I tried different creative outlets, painting and sewing.  I changed my daily meditation from sitting quietly to listening to music and letting my thoughts wander.  I wrote fan fiction, bringing me back to the fandoms and universes that I've always loved and found inspiring.

Those things all helped.  But I'm still in a fragile place and one of the biggest things I need to be careful of is my twin lifelong tendencies to refuse to admit that anything is wrong and to push ahead beyond my limits.  (Yay, history of Perfectionism!)  This post is my way of not falling into that trap.

There are a lot of things that are still wrong.  There are many days when I feel completely invisible, like a machine that runs the household rather than a person.  I desperately miss having a sense of romantic and emotional attachment with another person, of being important to someone else.  (Not to dash the hopes of any second-chance-romance fans out there, but that connection died a long time ago with me and my ex-husband.)  I am faced with the reality that I will be caring for my oldest child for the rest of my life, and given how the autism support structure has been gutted in Ontario, there is little to no chance of ever being able to live solely for myself at any time in the future.  I'm worried about money and being able support myself and my children.  I'm terrified about the state of the world and the ugliness that seems to be swallowing our hopes faster than we can ignite them.

In being open about the challenges I'm facing, I'm hoping that my readers will understand and be patient with the fact that for the foreseeable future, I will be quieter and less productive than I have been in the past.  It isn't because I don't want to share the stories which still linger in my head, because I do.  I still love my characters and their adventures.  I want them all to have their happily ever afters.

I know many of you are facing similar (and sometimes worse) challenges and are looking for your own mental escape into a world where we know that no matter how bad things seem at the moment, our dreams will always win.  I don't have the same faith that we live in that world anymore, but I do still believe in creating a world where that happens.  If it needs to be fiction for now, so be it.  Maybe we'll find our way into making it real eventually.

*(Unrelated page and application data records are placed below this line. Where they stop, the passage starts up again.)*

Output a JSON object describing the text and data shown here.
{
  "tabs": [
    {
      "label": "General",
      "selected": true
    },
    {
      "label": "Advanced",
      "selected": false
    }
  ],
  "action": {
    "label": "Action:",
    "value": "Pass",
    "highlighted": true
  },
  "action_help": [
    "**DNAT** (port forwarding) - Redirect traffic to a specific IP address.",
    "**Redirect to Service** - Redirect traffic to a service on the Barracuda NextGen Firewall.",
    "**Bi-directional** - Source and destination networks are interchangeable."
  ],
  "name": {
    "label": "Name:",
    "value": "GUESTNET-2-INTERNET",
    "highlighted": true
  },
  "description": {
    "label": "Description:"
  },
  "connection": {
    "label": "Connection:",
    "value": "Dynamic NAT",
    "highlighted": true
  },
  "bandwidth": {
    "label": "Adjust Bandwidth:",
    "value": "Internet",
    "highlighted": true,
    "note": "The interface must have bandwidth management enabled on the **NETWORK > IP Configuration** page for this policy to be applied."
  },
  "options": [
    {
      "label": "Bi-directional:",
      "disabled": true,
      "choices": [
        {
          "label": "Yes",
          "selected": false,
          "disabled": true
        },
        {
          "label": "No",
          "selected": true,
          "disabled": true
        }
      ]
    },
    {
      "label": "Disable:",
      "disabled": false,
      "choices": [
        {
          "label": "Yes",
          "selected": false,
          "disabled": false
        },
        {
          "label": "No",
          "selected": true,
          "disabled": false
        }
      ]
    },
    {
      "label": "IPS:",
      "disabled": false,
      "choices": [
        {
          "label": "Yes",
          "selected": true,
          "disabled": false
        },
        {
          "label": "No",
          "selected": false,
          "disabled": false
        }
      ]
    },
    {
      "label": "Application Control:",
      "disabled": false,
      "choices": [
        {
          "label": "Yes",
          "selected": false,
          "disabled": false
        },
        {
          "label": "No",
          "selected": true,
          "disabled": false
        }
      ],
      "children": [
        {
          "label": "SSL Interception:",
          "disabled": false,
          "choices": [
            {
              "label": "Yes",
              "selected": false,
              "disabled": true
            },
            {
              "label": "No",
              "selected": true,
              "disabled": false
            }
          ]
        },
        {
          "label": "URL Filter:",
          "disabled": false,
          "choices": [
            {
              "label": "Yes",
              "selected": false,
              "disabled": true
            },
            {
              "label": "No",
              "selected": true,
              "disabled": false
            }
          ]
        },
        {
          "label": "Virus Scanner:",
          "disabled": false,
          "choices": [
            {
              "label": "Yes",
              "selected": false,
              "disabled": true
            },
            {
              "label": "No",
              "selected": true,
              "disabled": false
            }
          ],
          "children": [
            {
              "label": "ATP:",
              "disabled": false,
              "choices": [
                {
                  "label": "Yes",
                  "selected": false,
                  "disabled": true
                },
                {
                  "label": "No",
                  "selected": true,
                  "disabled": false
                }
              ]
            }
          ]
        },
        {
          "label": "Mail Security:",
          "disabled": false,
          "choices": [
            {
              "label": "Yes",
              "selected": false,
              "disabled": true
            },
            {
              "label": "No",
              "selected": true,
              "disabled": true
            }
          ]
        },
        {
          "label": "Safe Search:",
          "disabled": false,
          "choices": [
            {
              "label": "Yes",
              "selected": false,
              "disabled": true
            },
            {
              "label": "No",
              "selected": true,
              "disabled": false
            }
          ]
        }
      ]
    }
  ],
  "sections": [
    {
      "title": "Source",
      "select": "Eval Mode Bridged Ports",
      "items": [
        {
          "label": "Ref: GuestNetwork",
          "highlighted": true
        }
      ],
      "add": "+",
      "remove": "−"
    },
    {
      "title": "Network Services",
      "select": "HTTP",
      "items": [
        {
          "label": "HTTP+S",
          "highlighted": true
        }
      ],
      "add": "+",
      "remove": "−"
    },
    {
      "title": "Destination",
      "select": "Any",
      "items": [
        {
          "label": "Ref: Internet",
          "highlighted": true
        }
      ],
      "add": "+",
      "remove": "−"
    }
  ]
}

Meanwhile, it's okay to not be okay.  It's okay to admit it.  It's okay to ask for help.  We don't need to be strong and risk breaking.  Individual strands can carry more when they're braided together.  We can all be not okay together, giving ourselves room to be angry, upset, and all the other feelings that we should feel when things aren't okay.

I'm not okay.  And if you're not okay, either, then that's okay.  Okay?